Protests to occupy Wall Street in New York have also spread to the streets of Chicago and Los Angeles; in Brazil, Guido Mantega announced measures to curb the rise of the dollar and reduce business costs; where is capitalism headed?

247 – The crackdown ordered over the weekend by New York City Mayor Michael Bloomberg against the Occupy Wall Street movement, which resulted in the arrest of 700 people, was to no avail. On Monday, the small street that symbolizes the financial heart of the United States – and also of global capitalism – was taken over by hundreds of people dressed as zombies. With frightening makeup, they protested against the crisis caused by Wall Street bankers and gained the support of intellectuals such as Salman Rushdie and Noam Chomsky.

To further escalate tensions in the United States, protests have broken through the boundaries of Wall Street. According to a report in The New York Times, demonstrations are also taking to the streets of cities like Los Angeles and Chicago. In other words, from coast to coast, the United States is in turmoil. And on this day of zombies, investors suffered. The Dow Jones index fell 2,36%, while the Nasdaq, which focuses on technology companies, retreated 3,29%. On the Bovespa, which returned to 50 points, the drop was 2,93%.
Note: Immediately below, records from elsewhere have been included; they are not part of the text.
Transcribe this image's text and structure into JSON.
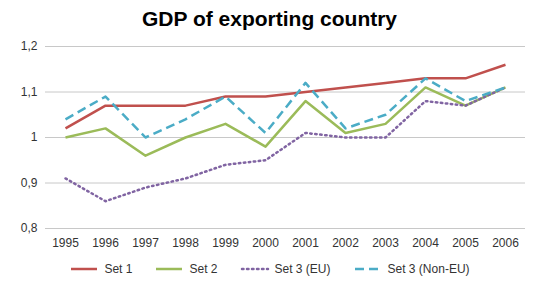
{
  "chart_data": {
    "type": "line",
    "title": "GDP of exporting country",
    "categories": [
      "1995",
      "1996",
      "1997",
      "1998",
      "1999",
      "2000",
      "2001",
      "2002",
      "2003",
      "2004",
      "2005",
      "2006"
    ],
    "series": [
      {
        "name": "Set 1",
        "color": "#C0504D",
        "line_style": "solid",
        "values": [
          1.02,
          1.07,
          1.07,
          1.07,
          1.09,
          1.09,
          1.1,
          1.11,
          1.12,
          1.13,
          1.13,
          1.16
        ]
      },
      {
        "name": "Set 2",
        "color": "#9BBB59",
        "line_style": "solid",
        "values": [
          1.0,
          1.02,
          0.96,
          1.0,
          1.03,
          0.98,
          1.08,
          1.01,
          1.03,
          1.11,
          1.07,
          1.11
        ]
      },
      {
        "name": "Set 3 (EU)",
        "color": "#8064A2",
        "line_style": "dotted",
        "values": [
          0.91,
          0.86,
          0.89,
          0.91,
          0.94,
          0.95,
          1.01,
          1.0,
          1.0,
          1.08,
          1.07,
          1.11
        ]
      },
      {
        "name": "Set 3 (Non-EU)",
        "color": "#4BACC6",
        "line_style": "dashed",
        "values": [
          1.04,
          1.09,
          1.0,
          1.04,
          1.09,
          1.01,
          1.12,
          1.02,
          1.05,
          1.13,
          1.08,
          1.11
        ]
      }
    ],
    "ylim": [
      0.8,
      1.2
    ],
    "yticks": [
      {
        "value": 0.8,
        "label": "0,8"
      },
      {
        "value": 0.9,
        "label": "0,9"
      },
      1,
      {
        "value": 1.1,
        "label": "1,1"
      },
      {
        "value": 1.2,
        "label": "1,2"
      }
    ],
    "grid": true,
    "legend": "bottom"
  }
}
In Brazil, the Central Bank had to intervene to prevent the dollar from soaring. When the American currency reached R$ 1,91, the Central Bank sold dollars, causing the American currency to close at R$ 1,89. Although a high dollar complicates the fight against inflation, Mantega minimized its effects. "There is no ideal dollar for a country with a floating exchange rate; there are overvalued and undervalued dollars. The real had been overvalued for a while. I remember that before we took the derivatives measures, the exchange rate was at R$ 1,53, and if we had let it, it would have gone below R$ 1,50. Imagine what would have happened to industry with the exchange rate at R$ 1,40, R$ 1,35. We reversed it, and of course, this didn't happen only because of the measures we took," he said, adding that among these actions were the adoption of the IOF tax in the dollar futures market and the reduction of the Selic rate by the Central Bank.

Payroll

Mantega also stated that the payroll tax exemption, tested in four sectors of the economy, could be expanded. "The payroll tax exemption for four sectors is experimental, but the idea is to generalize it in the future," he said. Mantega was referring to the tax reduction for four productive segments included in the launch of the Plano Brasil Maior (Greater Brazil Plan): clothing, footwear, furniture, and software. The Brasil Maior program, a set of industrial policies, was announced on August 2nd.

The Finance Minister stressed, however, that the expansion of tax breaks for productive sectors should be adopted by the government gradually. A week after the launch of the Plano Brasil Maior (Greater Brazil Plan), the Minister of Development, Industry and Foreign Trade, Fernando Pimentel, said in São Paulo that this year such a tax reduction program would be restricted to the first four sectors. "We need to analyze the measures and their unfolding carefully to assess what the next steps will be. There should be no other sectors included in 2011," Pimentel stated at the time.